Mir fällt es wirklich schwer, den Inhalt, oder zumindest einen ansatzweisen Ausblick auf das Buch in wenigen Sätzen zusammenzufassen. Und da wären wir auch schon bei meinem ersten großen - eigentlich dem Hauptproblem - des Buches. Ich hatte den Klappentext schon nicht so ganz durchblickt, erwartete mir ein Theater, dass in die höchsten Kreise der Londoner Gesellschaft aufsteigen würde, wodurch unsere Protagonistin Shay in Berührung mit dem Königshof und der Königin selber kommen würde. Das ganze dann garniert mit fantastischen Elementen, bei denen die Grenze zum Realismus verschwimmt. In dieser Hinsicht wurde ich auch nicht enttäuscht. Physische und Metaphysische Magie findet statt. Aber die Geschichte weiß dennoch nicht so ganz, was sie nun eigentlich möchte. Immer wieder werden neue Richtungen angerissen, ohne dass sich letztendlich darauf weiter intensiviert wird. Teilweise werden wirklich interessante Dinge am Rande erwähnt, die meiner Meinung nach deutliches Potential haben, und dann einfach liegen gelassen. Es entsteht ein richtig konfuses Bild der Geschichte und noch dazu kommt, dass das eigentliche Ziel der Geschichte, woraufhin die Protagonist:innen hinarbeiten, undurchsichtig bis nicht existent ist. Ich hatte die ganze Geschichte über absolut keine Ahnung, auf was ich nun eigentlich hinsteuere. Im Mittelteil lichtete sich der Nebel, hier wurde die Geschichte viel klarer und Strukturierter, verlief lange in einem linearen Muster, doch im letzten Drittel liesen Aufbau und Struktur wieder stark nach. Dennoch muss man dem Buch eines lassen, über weite Teile ist es wirklich rasant, spannend und hat wirkliches Pageturner Potential.

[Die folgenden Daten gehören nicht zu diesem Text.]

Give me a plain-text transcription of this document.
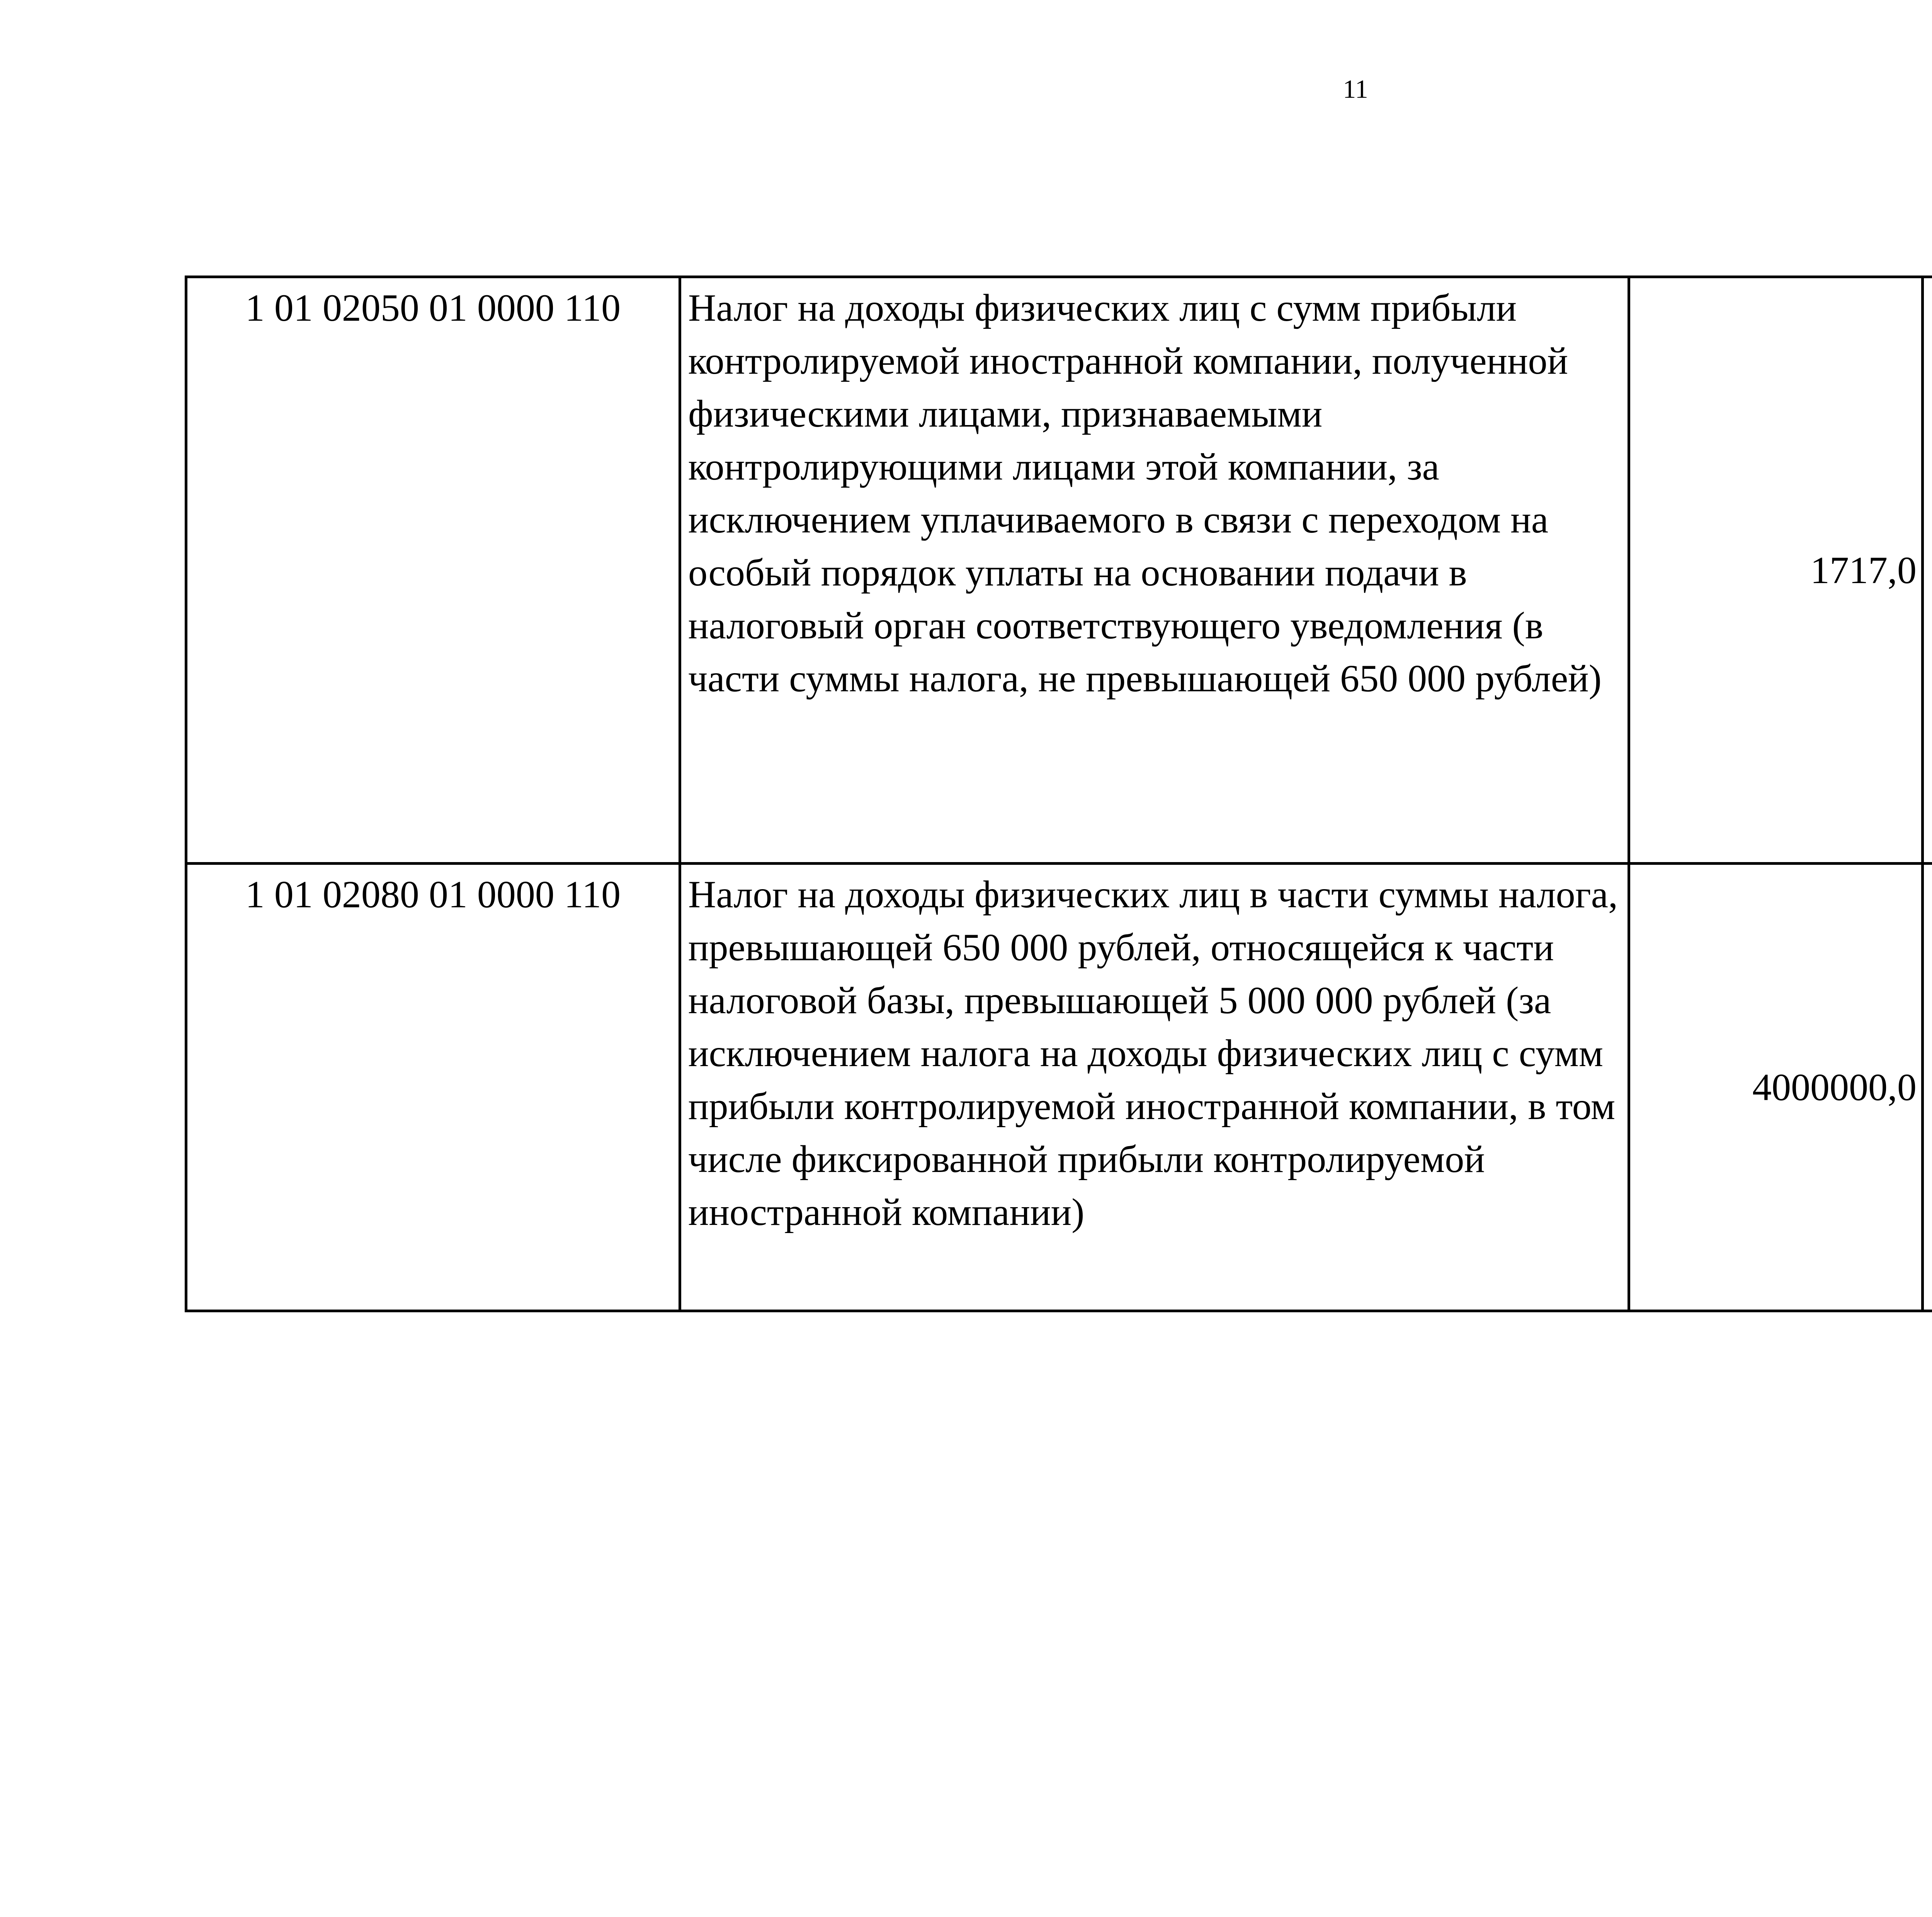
11
1 01 02050 01 0000 110	Налог на доходы физических лиц с сумм прибыли контролируемой иностранной компании, полученной физическими лицами, признаваемыми контролирующими лицами этой компании, за исключением уплачиваемого в связи с переходом на особый порядок уплаты на основании подачи в налоговый орган соответствующего уведомления (в части суммы налога, не превышающей 650 000 рублей)	1717,0		
1 01 02080 01 0000 110	Налог на доходы физических лиц в части суммы налога, превышающей 650 000 рублей, относящейся к части налоговой базы, превышающей 5 000 000 рублей (за исключением налога на доходы физических лиц с сумм прибыли контролируемой иностранной компании, в том числе фиксированной прибыли контролируемой иностранной компании)	4000000,0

An den Figuren unserer Geschichte muss ich auch noch einmal Kritik üben. Shay und Nonesuch sind eigentlich so ziemlich die beiden wichtigsten Figuren der Geschichte. Dennoch vermag es der Autor nicht, ihnen eine angemessene Tiefe und eine Charaktergestaltung zu geben, die ihrer Rolle gerecht werden würde. ZU Shay konnte ich keine wirkliche Bindung aufbauen, auch wenn man immer wieder ihre Emotionslage sehr nahe mitbekommt, und Nonesuch war so blass, dass er mir mit der Zeit auch einfach egal wurde. Im Näheren Umfeld des Theater gab es dann auch noch ein paar andere Charaktere, die eigentlich interessant wären, zumindest, was man so angedeutet bekommt, aber ja, sie bleiben mehr als nur farblos.

Was ich dem Autor allerdings zugute halten muss, ist, dass er es vermag, ein spannendes Setting zu kreieren. Die Beschreibungen vom pulsierenden Leben in London haben fast süchtig gemacht. Im Generellen wurde alles immer geradezu magisch und fantastisch beschrieben, was bei mir sehr oft das Bedürfnis, weiterzulesen gesteigert hat.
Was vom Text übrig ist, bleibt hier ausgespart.